GLORY de Kristina Grozeva et Petar Valchavov


Présenté par Georges Joniaux

Film bulgare (vo, avril 2017, 1h41) de Kristina Grozeva et Petar Valchanov avec Margita Gosheva, Stefan Denolyubov et Kitodar Todorov

 

 

Glory, digression sur la Slava

 « Give me back the Berlin wall

Give me Stalin and Saint Paul »

-Léonard Cohen-

Glory est l’histoire d’un cantonnier qui trouve un tas de billets sur les rails et les remet à la police, et il reçoit en récompense une montre « Glory » qui ne fonctionne plus au bout de quelques jours. Pour cette remise de montre, Julia la responsable de communication, ôte celle qu’il possédait et la garde « provisoirement ».

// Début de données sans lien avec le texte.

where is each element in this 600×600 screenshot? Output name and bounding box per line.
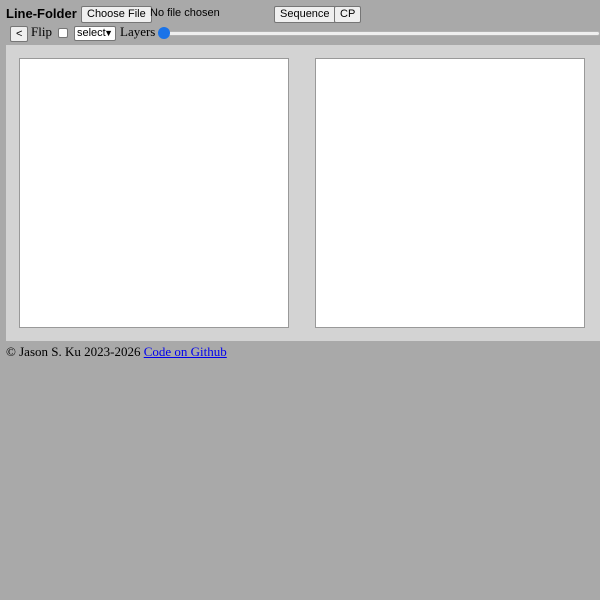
layers-slider[interactable] [160,31,600,36]
app-title: Line-Folder [6,6,77,21]
chevron-down-icon: ▼ [104,28,113,38]
left-canvas-panel[interactable] [19,58,289,328]
github-link[interactable]: Code on Github [144,344,227,359]
copyright-text: © Jason S. Ku 2023-2026 [6,344,141,359]
layers-label: Layers [120,24,156,39]
back-button[interactable]: < [10,26,29,42]
view-select[interactable]: select ▼ [74,26,116,41]
footer: © Jason S. Ku 2023-2026 Code on Github [6,344,227,360]
top-bar: Line-Folder Choose File No file chosen S… [0,0,600,27]
cp-button[interactable]: CP [334,6,362,23]
flip-label: Flip [31,24,52,39]
workspace [6,45,600,341]
flip-checkbox[interactable] [58,28,68,38]
sequence-button[interactable]: Sequence [274,6,336,23]
choose-file-button[interactable]: Choose File [81,6,152,23]
view-select-value: select [77,27,106,39]
toolbar: < Flip select ▼ Layers [0,24,600,45]
layers-slider-thumb[interactable] [158,27,170,39]
right-canvas-panel[interactable] [315,58,585,328]
file-status-text: No file chosen [150,7,220,19]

Tsanko possédait pour plus grand bien, une bonne vieille montre Slava (Glory), offerte par son père. C’est un objet à la fois précieux et précis, elle provenait de son père et elle ne bougeait pas d’une minute. Si on ne sait rien en effet des relations de Tsanko à son père, qu’on devine aimantes, on sait que les montres Slava telles qu’elles étaient fabriquées avant 1990 en Russie étaient robustes et précises, dotées d’une technologie particulière, le double barillet. (Nous pouvons facilement en apercevoir dans google sur différents sites). Après 1990, Slava est vendue à une société de Hong Kong, et c’est une autre histoire qui commence, comme commence alors, une autre histoire de la Bulgarie.

Cette Slava versus la montre « technologique et moderne » offerte par le ministre, nous parle assez bien de la situation des gens modestes du peuple bulgare. Depuis qu’il n’y a plus d’union soviétique, pour ces gens-là, les gens pauvres et modestes, les Tsanko je veux dire, à l’image de la montre « technologique » et contrefaite, ce qui marchait bien ne marche plus et ce qui prétendument devrait mieux marcher, ne marche pas.

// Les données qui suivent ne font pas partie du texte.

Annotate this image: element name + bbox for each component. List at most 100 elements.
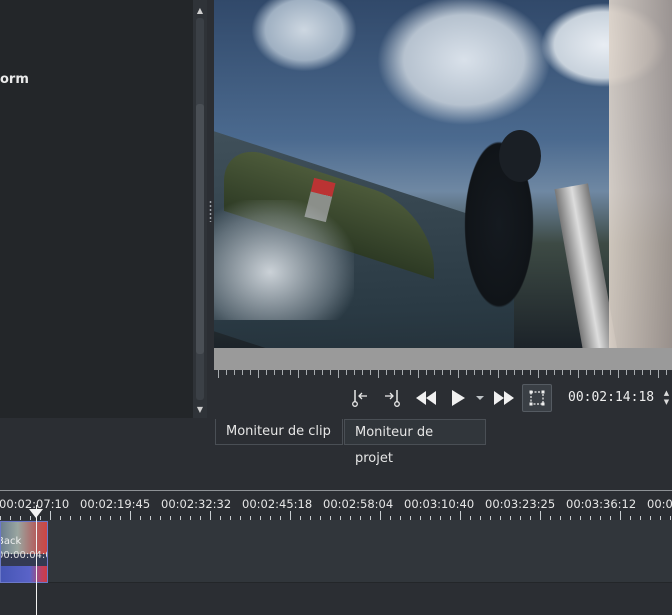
timeline-ruler[interactable]: 00:02:07:10 00:02:19:45 00:02:32:32 00:02:4… [0,490,672,521]
monitor-ruler-tick [322,370,323,375]
timecode-display[interactable]: 00:02:14:18 [568,390,654,405]
monitor-ruler-tick [618,370,619,378]
timeline-ruler-tick [290,511,291,520]
timeline-ruler-tick [210,511,211,520]
timeline-ruler-tick [540,511,541,520]
monitor-ruler-tick [346,370,347,375]
monitor-ruler-tick [394,370,395,375]
monitor-ruler-tick [546,370,547,375]
monitor-ruler-tick [450,370,451,375]
monitor-ruler-tick [594,370,595,375]
monitor-ruler-tick [298,370,299,378]
chevron-down-icon[interactable] [474,386,486,410]
monitor-ruler-tick [562,370,563,375]
tab-clip-monitor[interactable]: Moniteur de clip [215,419,343,445]
monitor-ruler-tick [370,370,371,375]
monitor-ruler-tick [578,370,579,378]
timeline-ruler-label: 00:03:23:25 [485,497,556,511]
monitor-ruler-tick [242,370,243,375]
fullscreen-icon[interactable] [522,384,552,412]
monitor-ruler-tick [602,370,603,375]
monitor-ruler-tick [354,370,355,375]
clip-label: Back [1,536,22,547]
monitor-ruler-tick [666,370,667,375]
video-windsurfer-head [499,130,541,182]
monitor-ruler-tick [330,370,331,375]
monitor-ruler-tick [442,370,443,375]
playhead-marker-icon[interactable] [29,509,43,518]
monitor-ruler-tick [362,370,363,375]
monitor-ruler[interactable] [214,370,672,379]
timeline-ruler-tick [380,511,381,520]
zone-in-icon[interactable] [348,386,372,410]
monitor-ruler-tick [434,370,435,375]
timeline-clip[interactable]: Back 00:00:04:04 [0,521,48,583]
scroll-up-arrow-icon[interactable]: ▲ [193,3,207,17]
monitor-ruler-tick [290,370,291,375]
monitor-ruler-tick [650,370,651,375]
playhead-line[interactable] [36,505,37,615]
monitor-ruler-tick [402,370,403,375]
timeline-ruler-label: 00:02:19:45 [80,497,151,511]
timeline-ruler-label: 00:03:10:40 [404,497,475,511]
monitor-ruler-tick [378,370,379,378]
splitter-grip-icon[interactable] [209,200,212,222]
clip-audio-bar [1,566,47,582]
monitor-ruler-tick [490,370,491,375]
timeline-ruler-label: 00:03:4 [647,497,672,511]
monitor-ruler-tick [610,370,611,375]
monitor-ruler-tick [482,370,483,375]
monitor-ruler-tick [642,370,643,375]
monitor-ruler-tick [410,370,411,375]
monitor-ruler-tick [634,370,635,375]
scrollbar-thumb[interactable] [196,104,204,354]
monitor-ruler-tick [466,370,467,375]
monitor-ruler-tick [426,370,427,375]
monitor-ruler-tick [514,370,515,375]
project-monitor-video[interactable] [214,0,672,348]
monitor-ruler-tick [306,370,307,375]
scrollbar-track[interactable] [196,18,204,400]
fast-forward-icon[interactable] [490,386,518,410]
rewind-icon[interactable] [413,386,439,410]
timecode-spin-arrows-icon[interactable]: ▲ ▼ [661,389,672,409]
panel-partial-label: orm [0,72,29,87]
timeline-track[interactable] [0,520,672,583]
clip-duration: 00:00:04:04 [1,550,47,561]
monitor-ruler-tick [554,370,555,375]
left-panel-scrollbar[interactable]: ▲ ▼ [193,0,207,418]
monitor-ruler-tick [586,370,587,375]
monitor-ruler-tick [266,370,267,375]
scroll-down-arrow-icon[interactable]: ▼ [193,402,207,416]
monitor-ruler-tick [386,370,387,375]
tab-project-monitor[interactable]: Moniteur de projet [344,419,486,466]
timeline-track-empty[interactable] [0,583,672,615]
monitor-ruler-tick [250,370,251,375]
monitor-ruler-tick [658,370,659,378]
video-sail [609,0,672,348]
monitor-ruler-tick [234,370,235,375]
timeline-ruler-label: 00:02:45:18 [242,497,313,511]
zone-out-icon[interactable] [380,386,404,410]
monitor-ruler-tick [314,370,315,375]
monitor-ruler-tick [538,370,539,378]
monitor-ruler-tick [522,370,523,375]
panel-splitter[interactable] [207,0,214,418]
monitor-ruler-tick [458,370,459,378]
monitor-ruler-tick [258,370,259,378]
timeline-ruler-tick [130,511,131,520]
timeline-ruler-tick [620,511,621,520]
monitor-ruler-tick [530,370,531,375]
monitor-ruler-tick [226,370,227,375]
left-panel: orm [0,0,193,418]
monitor-ruler-tick [498,370,499,378]
monitor-ruler-tick [274,370,275,375]
monitor-ruler-tick [626,370,627,375]
monitor-ruler-tick [506,370,507,375]
timeline-ruler-label: 00:02:32:32 [161,497,232,511]
monitor-ruler-tick [570,370,571,375]
monitor-zone-bar[interactable] [214,348,672,370]
monitor-ruler-tick [338,370,339,378]
play-icon[interactable] [446,386,470,410]
timeline-ruler-tick [50,511,51,520]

Mais du coup, cette montre nous parle aussi de la culture et du cinéma en Bulgarie. Depuis 1990, l’industrie du cinéma est pauvre, en Bulgarie où réaliser une fiction long-métrage est un exploit… Elle ne possède plus de réseau de distribution, la production s’est effondrée. Par exemple, The Lesson le précédent film de Grozeva et Valchanov a été réalisé sans un sou. Si le financement d’état n’existe guère, le financement privé, guère davantage. On devine que ce cinéma qui dénonce les turpitudes actuelles des pouvoirs n’est pas exactement l’image qu’aimeraient renvoyer les puissances financières et politiques actuelles.

De fait, la production cinématographique Bulgare se présente sous la forme de deux où trois longs-métrages de fiction chaque année, mieux qu’en 1999 où elle n’en avait produit aucun. Glory nous raconte donc trois histoires en une, celle d’un humble cheminot, celle d’une société particulièrement inégalitaire et corrompue, et celle du cinéma et de la culture bulgares dépourvues de tout.

Et c’est une « gloire » des réalisateurs de montrer la corruption, de dénoncer cette violence envers les humbles, et sur un autre plan, de résister par leurs œuvres à cet appauvrissement culturel institué.

G.

PS : digression pour digression, on aurait pu aussi commenter Julia et sa FIV qui fait en quelque sorte le pendant de la montre de Tsanko. Les montres « technologiques » ne fonctionnent pas, la maternité non plus. (taux de fécondité 1,46). On s’épargnera d’autres données de santé publique.